After reaching a settlement with the Federal Trade Commission (FTC), Voyager, a bankrupt cryptocurrency company, is permanently prohibited from managing consumer assets. The former CEO, Stephen Ehrlich, is also being sued by the FTC for making false claims that users’ accounts were FDIC insured. The company’s promise of FDIC insurance, which guarantees protection of funds even in case of bank failure, was misleading as the FDIC does not insure cryptocurrency assets. This resulted in customers losing access to significant amounts of money, including salary deposits, tuition funds, and home down payments.
Key Points:
- Voyager filed for bankruptcy in July 2022, citing volatile crypto prices and the bankruptcy of Three Arrows Capital, a crypto hedge fund that owed Voyager $650 million.
- The FTC is imposing a fine of $1.65 billion on Voyager, but the fine will be suspended to allow the defunct company to use the funds for customer restitution.
- In a parallel filing, the Commodity Futures Trading Commission (CFTC) is charging Stephen Ehrlich with fraud and registration failures.
Analysis: The FTC’s actions against Voyager and its former CEO highlight the increasing regulatory scrutiny facing cryptocurrency companies.

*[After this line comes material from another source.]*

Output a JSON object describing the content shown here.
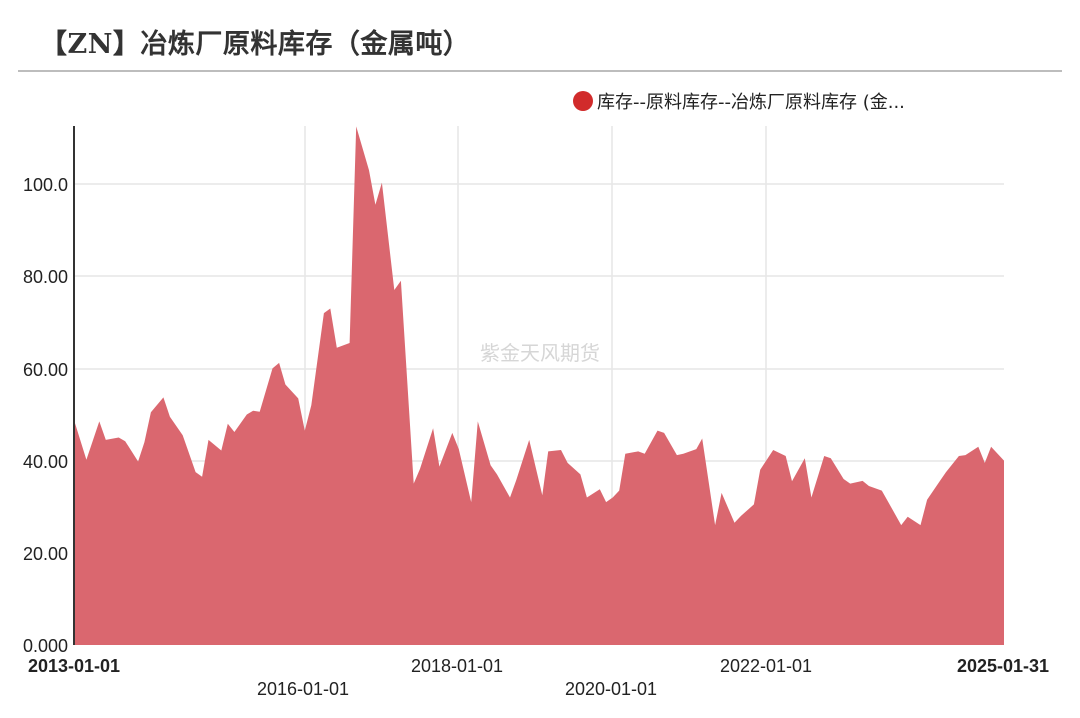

The case underscores the importance of accurate and transparent information when dealing with financial assets, particularly in the cryptocurrency space where regulations and protections differ from traditional finance. This development reflects a broader trend of government agencies holding crypto companies accountable for their actions, especially in the wake of notable industry failures and legal challenges.